There is some truth to the above statement. However, the workloads that most suffer are the ones that do a lot of input/output. If you application is doing a lot of IOPS, look into why. Consider what you can do to limit the reads and writes from disk. If it feels like a data store eventually, then it is out of scope for this guide anyway.

Otherwise, the CPU emulation that Rosetta 2 achieves has a pretty low emulation overhead. Which means that the answer to the above question applies here too.

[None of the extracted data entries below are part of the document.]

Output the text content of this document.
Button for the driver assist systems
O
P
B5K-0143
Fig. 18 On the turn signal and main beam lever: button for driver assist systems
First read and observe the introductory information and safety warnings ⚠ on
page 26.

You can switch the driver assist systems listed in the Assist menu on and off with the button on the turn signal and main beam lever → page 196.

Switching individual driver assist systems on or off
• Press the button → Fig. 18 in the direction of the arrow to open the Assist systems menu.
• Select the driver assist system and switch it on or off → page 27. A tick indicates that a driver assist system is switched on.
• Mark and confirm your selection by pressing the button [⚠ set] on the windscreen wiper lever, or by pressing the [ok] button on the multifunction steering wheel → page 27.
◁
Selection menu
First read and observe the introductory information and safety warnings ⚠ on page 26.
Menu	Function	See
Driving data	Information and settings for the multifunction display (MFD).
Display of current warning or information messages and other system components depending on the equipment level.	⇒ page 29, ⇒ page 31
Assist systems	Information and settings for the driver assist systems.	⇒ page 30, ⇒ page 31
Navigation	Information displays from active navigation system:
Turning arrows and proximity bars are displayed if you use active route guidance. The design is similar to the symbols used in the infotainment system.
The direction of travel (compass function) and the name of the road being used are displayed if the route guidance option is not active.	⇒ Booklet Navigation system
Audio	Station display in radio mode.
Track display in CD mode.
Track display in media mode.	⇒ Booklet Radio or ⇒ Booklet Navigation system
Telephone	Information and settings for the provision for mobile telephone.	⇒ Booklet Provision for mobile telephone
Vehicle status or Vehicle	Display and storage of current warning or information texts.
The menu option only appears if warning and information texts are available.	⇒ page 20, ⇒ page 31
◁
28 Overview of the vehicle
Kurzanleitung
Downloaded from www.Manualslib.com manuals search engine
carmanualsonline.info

Above, we have tried to describe a generalized process for saturating a single instance of an application, thus leading us understand how to size it. Then we utilize that "quantum" of the app to decide how many to run, taking into accounts current (if any) and expected traffic levels, including possibly spiky behavior, availability requirements and how they relate to WMF infrastructure. We have not covered data store capacity planning, as it is a sufficiently different subject that requires a dedicated page.